Inutile nascondersi, a pochi di noi piacciono gli insetti: dalle forme bizzarre, pieni di zampe e strane appendici, spesso fastidiosi e imprendibili, capaci di infilarsi in ogni fessura e causare danni anche rilevanti. Eppure, il loro ruolo all’interno dell’ecosistema della Terra è importantissimo, anzi fondamentale, perché sono proprio questi piccoli esserini a garantire in primo luogo l’impollinazione di piante e fiori, in secondo luogo sono fonte di cibo sia per gli animali che per l’uomo, e infine riciclano le sostanze, contribuendo a fertilizzare il terreno. Un recente resoconto pubblicato sull’autorevole rivista Biological Conservation, basato su 73 studi scientifici compiuti sulle popolazioni di insetti negli Stati Uniti, Sud America, Cina, Australia ed Europa degli ultimi 30 anni, ha però dipinto un quadro allarmante circa la loro possibilità di sopravvivenza nei prossimi anni: si è rilevato, infatti, un calo annuo di circa il 2,5% del numero totale degli insetti presenti, mentre un terzo delle specie sarebbe già a rischio estinzione. Secondo i calcoli, con un simile trend, gli insetti rischierebbero di svanire completamente dalla faccia della Terra nel giro di un secolo. Un’ipotesi a dir poco catastrofica, come suggerisce al quotidiano Guardian il ricercatore Francisco Sánchez-Bayo dell’Università di Sydney, che ha collaborato allo studio insieme a Kris Wyckhuys dell’Accademia cinese delle scienze agrarie di Pechino: “La percentuale di perdita annuale del 2,5% negli ultimi 25-30 anni è scioccante. È un fenomeno estremamente rapido: in 10 anni ci sarà un quarto [di insetti] in meno, in 50 anni ne rimarrà solo la metà, in 100 anni non resterà nulla”.
È sufficiente portare come esempio la drastica diminuzione nella popolazione delle colonie di api negli Stati Uniti, passata dai 6 milioni di esemplari nel 1947 ai 2.5 milioni attuali.
Tra le cause del declino, oltre all’ormai certificato cambiamento climatico (con temperature in continuo aumento che alterano i ritmi di crescita e sviluppo) e a un fenomeno di urbanizzazione sempre più esteso (che sottrae habitat vitale agli insetti), Sánchez-Bayo individua nell’agricoltura intensiva quella più rivelante. Afferma infatti: “La causa primaria del declino è l’agricoltura intensiva. Questa comporta l’eliminazione di tutti gli alberi e arbusti che normalmente circondano i campi, cosicché rimangono terreni nudi e aridi, che vengono trattati con fertilizzanti chimici e pesticidi”.

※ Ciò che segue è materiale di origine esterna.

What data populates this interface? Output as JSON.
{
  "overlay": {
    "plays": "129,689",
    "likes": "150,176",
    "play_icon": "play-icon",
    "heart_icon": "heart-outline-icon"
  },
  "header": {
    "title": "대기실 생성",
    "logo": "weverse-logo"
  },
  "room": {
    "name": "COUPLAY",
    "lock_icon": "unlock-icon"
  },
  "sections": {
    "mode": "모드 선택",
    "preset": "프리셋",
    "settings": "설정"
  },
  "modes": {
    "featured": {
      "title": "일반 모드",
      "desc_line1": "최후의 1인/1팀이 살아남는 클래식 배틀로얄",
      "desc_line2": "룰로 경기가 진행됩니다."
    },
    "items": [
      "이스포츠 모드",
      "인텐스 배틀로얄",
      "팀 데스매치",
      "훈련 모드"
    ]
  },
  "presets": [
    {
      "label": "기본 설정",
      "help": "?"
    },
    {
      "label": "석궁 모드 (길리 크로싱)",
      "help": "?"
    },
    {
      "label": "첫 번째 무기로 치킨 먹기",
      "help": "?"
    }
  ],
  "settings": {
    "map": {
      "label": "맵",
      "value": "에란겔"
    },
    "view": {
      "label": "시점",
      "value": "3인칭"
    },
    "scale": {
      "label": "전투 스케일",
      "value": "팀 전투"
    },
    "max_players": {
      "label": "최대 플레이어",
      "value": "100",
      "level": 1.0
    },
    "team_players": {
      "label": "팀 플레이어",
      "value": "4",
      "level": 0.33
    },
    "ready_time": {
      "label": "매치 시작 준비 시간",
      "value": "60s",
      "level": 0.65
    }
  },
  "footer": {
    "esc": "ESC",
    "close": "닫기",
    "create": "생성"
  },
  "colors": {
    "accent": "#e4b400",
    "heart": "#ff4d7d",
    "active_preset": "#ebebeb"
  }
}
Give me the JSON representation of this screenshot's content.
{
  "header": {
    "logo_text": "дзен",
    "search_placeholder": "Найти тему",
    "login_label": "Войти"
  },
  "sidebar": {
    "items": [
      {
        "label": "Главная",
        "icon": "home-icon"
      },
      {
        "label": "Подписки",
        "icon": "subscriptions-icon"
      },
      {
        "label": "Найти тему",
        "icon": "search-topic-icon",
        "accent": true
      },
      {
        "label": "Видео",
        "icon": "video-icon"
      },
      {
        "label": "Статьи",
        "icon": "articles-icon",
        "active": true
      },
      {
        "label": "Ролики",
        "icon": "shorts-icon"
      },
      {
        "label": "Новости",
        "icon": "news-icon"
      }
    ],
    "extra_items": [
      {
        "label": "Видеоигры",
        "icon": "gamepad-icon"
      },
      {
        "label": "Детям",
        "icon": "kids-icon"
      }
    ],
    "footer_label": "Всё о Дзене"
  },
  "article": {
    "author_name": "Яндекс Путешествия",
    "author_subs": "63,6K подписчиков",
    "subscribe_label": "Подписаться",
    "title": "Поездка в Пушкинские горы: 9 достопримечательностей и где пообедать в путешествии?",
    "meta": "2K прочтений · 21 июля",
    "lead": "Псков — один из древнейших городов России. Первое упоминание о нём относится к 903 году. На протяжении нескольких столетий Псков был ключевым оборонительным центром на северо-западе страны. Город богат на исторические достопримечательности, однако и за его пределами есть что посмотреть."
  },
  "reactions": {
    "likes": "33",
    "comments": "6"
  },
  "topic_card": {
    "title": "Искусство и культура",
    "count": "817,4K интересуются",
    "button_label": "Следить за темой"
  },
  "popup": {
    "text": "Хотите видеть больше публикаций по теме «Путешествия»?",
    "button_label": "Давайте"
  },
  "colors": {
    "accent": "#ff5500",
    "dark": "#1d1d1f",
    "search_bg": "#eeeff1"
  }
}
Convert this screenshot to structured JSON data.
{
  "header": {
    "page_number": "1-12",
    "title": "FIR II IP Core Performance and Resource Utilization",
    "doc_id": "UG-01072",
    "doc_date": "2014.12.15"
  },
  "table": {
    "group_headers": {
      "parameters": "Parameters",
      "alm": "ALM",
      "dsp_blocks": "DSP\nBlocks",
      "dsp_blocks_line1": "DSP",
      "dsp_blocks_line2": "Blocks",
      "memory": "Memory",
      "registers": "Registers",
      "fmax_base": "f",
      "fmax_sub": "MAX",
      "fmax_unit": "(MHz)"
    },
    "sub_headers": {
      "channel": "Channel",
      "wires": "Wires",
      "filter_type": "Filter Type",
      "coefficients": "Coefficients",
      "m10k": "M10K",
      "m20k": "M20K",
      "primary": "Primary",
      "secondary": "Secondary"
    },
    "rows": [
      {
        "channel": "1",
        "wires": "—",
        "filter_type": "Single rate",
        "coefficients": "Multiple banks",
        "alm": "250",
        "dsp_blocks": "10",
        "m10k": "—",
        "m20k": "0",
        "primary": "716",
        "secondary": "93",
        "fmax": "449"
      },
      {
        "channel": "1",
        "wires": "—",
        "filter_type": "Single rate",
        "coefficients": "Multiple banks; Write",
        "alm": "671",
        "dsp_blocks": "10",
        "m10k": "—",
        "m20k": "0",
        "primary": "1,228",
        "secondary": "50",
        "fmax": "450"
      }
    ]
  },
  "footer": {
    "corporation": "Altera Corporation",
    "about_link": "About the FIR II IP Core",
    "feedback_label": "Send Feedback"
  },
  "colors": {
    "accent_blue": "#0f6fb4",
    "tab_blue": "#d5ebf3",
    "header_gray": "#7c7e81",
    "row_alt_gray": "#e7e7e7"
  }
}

E se vengono meno gli insetti, viene meno il cibo per rettili, uccelli, anfibi e pesci, di cui sono il principale sostentamento e così via per le altre specie: si innesca un meccanismo di distruzione che va a intaccare l’intera catena alimentare, minacciando tutto l’ecosistema del pianeta. Una soluzione è necessaria, e lo è in termini stringenti. Secondo gli autori della ricerca la via da intraprendere è quella che porta a un “ripensamento delle attuali tecniche di coltivazione, in particolare a una netta riduzione dell’uso di pesticidi, sostituendoli con metodi sostenibili ed ecologici”. Bisogna “rallentare o invertire le tendenze in atto, consentire il recupero delle popolazioni di insetti in declino e salvaguardare i servizi vitali che forniscono agli ecosistemi”.
I ricercatori affermano che siamo di fronte all’inizio della sesta estinzione di massa del pianeta: forse ci penseremo su la prossima volta, prima di calpestare un formicaio che ci rovina il giardino.